One can buy a lot in the supermarket, but not hope!
A thermometer in the proverbial mouth of society would measure a high temperature. We are all feverish. Psychiatrist Dirk De Wachter calls our society 'borderline'. Are we aware of a kind of collective delusion? 'Hypermarkets', that offer up to 30.000 articles, have increased their turnover greatly, have multiplied it. A good and strong pupil who perfectly meets our economic model of better, faster... and always more.
The supermarket is a temple of consumption.
Every product cries out to be bought. With an aggressiveness that borders on hysterical, our advertising boys try to convince us that margarine produces a more harmonious family life and that coca cola creates friendships. They shamelessly use insights of psychology to encourage people to consume. And they do not spare anyone, not even children.
The energy that is required of human beings to produce 30.000 articles, to distribute them and to sell them is colossal. This whole chain mobilizes gigantic forces and realizes this with such passion, that it betrays the conviction that to produce and consume material things will give us what we are looking for.
Does it still surprise you that we are drawn into consumption with forever stronger stimuli, at the cost of other things?
It is a kind of psychological materialism that makes that we are more preoccupied with 'having' than 'being'. If there even is time for 'being'. Recently a study with 8000 students at the Catholic University of Leuven in Belgium has shown that 1/7 has serious emotional problems: fear, depression, suicidal thoughts.
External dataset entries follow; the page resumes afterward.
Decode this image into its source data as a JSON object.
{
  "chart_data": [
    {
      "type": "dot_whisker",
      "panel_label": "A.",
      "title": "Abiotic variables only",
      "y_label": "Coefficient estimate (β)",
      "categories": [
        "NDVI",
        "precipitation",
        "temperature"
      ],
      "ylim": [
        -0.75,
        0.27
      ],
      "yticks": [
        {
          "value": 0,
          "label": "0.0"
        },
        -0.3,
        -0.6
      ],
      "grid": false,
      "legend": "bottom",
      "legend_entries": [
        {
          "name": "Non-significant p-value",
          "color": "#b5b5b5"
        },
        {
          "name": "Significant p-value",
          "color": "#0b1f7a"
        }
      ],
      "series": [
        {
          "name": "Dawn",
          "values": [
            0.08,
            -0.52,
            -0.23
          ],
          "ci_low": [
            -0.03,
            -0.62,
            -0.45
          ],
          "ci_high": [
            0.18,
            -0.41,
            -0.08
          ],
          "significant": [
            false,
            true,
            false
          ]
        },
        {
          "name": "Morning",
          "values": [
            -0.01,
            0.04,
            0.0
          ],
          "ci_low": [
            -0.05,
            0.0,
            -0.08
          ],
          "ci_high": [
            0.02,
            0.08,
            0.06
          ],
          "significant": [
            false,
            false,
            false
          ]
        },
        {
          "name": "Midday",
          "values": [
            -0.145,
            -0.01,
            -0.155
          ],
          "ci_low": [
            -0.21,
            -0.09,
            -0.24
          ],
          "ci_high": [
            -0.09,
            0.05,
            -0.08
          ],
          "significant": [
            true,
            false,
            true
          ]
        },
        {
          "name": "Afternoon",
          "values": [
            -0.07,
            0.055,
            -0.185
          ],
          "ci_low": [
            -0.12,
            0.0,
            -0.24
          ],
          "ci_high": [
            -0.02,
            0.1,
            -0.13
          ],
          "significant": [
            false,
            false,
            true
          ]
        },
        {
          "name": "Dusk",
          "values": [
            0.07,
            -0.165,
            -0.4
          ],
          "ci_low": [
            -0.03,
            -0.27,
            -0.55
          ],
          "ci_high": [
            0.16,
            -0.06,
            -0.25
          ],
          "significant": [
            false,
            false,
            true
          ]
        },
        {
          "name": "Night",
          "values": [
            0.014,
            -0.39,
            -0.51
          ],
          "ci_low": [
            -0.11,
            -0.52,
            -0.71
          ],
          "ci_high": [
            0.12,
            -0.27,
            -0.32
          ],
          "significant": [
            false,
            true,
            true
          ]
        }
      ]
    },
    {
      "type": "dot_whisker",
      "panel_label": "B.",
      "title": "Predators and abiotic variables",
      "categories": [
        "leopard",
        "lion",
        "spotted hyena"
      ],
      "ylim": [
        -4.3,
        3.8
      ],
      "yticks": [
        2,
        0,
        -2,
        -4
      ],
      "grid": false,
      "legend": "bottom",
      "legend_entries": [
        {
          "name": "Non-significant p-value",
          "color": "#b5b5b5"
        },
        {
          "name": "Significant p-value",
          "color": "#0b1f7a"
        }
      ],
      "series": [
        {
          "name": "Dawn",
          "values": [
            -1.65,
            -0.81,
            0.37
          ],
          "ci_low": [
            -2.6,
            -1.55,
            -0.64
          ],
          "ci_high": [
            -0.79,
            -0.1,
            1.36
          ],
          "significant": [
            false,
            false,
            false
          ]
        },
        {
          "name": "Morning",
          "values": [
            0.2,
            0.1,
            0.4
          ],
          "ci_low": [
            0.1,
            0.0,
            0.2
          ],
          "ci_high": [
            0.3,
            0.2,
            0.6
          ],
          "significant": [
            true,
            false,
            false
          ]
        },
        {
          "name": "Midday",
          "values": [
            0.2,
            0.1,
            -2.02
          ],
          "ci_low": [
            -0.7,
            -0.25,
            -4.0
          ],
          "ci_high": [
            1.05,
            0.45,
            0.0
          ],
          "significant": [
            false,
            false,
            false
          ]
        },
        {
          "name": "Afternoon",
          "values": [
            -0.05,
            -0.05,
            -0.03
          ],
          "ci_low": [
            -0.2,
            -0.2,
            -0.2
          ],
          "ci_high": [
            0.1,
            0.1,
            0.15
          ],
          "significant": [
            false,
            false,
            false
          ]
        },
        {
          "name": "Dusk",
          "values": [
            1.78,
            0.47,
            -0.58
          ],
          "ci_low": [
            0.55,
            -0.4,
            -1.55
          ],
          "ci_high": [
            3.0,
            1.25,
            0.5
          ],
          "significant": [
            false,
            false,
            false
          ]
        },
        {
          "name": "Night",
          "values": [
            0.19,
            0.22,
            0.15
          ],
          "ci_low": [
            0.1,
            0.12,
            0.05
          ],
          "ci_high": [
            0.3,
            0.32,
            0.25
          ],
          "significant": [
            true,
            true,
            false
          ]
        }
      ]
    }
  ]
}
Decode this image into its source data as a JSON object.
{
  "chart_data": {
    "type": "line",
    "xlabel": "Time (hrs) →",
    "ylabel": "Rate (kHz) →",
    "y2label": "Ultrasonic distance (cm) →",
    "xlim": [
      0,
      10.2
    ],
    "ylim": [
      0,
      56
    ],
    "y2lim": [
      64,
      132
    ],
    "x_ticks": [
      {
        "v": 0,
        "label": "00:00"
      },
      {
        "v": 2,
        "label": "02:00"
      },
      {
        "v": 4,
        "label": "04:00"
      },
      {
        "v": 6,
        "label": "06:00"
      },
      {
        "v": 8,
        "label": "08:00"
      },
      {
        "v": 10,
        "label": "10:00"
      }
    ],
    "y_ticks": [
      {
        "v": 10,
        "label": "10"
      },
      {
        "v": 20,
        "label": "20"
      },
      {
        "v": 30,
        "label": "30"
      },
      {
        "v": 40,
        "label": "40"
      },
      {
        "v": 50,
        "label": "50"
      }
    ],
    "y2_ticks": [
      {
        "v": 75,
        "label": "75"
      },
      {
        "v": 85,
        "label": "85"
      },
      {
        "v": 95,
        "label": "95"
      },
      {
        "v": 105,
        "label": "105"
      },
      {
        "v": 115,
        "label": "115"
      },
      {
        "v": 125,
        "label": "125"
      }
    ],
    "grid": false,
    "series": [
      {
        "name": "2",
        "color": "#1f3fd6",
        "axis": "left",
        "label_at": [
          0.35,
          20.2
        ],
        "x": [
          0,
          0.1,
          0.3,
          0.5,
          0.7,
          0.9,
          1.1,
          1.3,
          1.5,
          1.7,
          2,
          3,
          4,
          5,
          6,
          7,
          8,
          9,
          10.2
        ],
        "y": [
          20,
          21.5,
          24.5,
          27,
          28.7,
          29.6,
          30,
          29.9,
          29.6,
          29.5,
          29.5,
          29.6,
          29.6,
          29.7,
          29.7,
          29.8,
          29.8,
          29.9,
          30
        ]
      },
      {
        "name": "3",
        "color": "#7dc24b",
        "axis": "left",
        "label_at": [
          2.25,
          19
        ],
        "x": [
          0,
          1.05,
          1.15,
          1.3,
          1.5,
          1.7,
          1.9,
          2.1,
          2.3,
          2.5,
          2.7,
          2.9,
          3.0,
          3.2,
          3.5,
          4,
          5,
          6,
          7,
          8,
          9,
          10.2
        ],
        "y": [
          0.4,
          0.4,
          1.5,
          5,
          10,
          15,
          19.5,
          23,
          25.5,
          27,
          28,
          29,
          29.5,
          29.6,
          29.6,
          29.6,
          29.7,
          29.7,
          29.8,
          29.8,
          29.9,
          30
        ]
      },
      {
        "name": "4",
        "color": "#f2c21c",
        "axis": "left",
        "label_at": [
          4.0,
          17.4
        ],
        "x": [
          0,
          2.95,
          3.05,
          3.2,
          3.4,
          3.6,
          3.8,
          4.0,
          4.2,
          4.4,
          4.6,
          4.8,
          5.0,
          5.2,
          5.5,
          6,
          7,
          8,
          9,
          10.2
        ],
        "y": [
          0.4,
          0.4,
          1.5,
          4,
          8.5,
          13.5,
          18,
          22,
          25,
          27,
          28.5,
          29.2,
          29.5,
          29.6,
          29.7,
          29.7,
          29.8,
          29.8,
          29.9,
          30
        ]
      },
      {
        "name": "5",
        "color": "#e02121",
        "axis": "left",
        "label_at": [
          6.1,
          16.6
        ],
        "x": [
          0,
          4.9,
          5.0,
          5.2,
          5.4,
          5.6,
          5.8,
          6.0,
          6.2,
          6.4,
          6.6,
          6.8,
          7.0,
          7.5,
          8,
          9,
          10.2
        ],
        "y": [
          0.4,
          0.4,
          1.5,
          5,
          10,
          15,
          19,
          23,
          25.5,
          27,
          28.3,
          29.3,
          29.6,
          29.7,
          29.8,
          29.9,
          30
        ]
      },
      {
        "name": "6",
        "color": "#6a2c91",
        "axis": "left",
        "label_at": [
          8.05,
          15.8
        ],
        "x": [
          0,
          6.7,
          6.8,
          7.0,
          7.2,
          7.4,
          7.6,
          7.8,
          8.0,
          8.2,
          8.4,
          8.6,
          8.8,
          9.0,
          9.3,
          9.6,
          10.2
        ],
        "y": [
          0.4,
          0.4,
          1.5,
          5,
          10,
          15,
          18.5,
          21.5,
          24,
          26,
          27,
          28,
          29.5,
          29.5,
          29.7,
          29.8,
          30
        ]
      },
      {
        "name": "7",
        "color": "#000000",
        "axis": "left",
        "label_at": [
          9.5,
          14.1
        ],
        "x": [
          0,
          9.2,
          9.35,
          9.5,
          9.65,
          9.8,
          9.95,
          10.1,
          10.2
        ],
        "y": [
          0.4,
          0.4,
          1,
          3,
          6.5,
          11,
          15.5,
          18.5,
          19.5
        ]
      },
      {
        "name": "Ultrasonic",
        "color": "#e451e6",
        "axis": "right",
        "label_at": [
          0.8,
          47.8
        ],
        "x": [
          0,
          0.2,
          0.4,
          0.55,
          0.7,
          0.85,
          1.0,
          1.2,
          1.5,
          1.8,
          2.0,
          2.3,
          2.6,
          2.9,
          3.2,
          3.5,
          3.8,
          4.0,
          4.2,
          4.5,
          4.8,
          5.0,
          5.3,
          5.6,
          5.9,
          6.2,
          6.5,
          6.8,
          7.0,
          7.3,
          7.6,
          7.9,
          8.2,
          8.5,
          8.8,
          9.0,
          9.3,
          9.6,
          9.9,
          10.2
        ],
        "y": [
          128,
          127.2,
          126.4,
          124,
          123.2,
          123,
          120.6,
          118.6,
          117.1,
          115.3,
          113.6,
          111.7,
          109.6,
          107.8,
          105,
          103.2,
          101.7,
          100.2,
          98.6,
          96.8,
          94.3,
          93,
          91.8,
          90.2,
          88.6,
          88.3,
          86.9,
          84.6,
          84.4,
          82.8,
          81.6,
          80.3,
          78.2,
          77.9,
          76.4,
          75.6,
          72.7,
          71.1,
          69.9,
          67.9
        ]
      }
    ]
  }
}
Philosopher and author Hein Stufkens said in an interview:
"People that think about suicide, do not really want to stop living, they want to stop living 'in this way.' They want to live differently. They are looking for real life."
These are hard facts that we are strongly ego-centric. Isn't it high time that we look beyond the borders of the ego? One can maybe buy a lot in the supermarket, but you do not buy friendship there, no hope and no trust. Just like it is impossible to buy happiness, which is a good thing!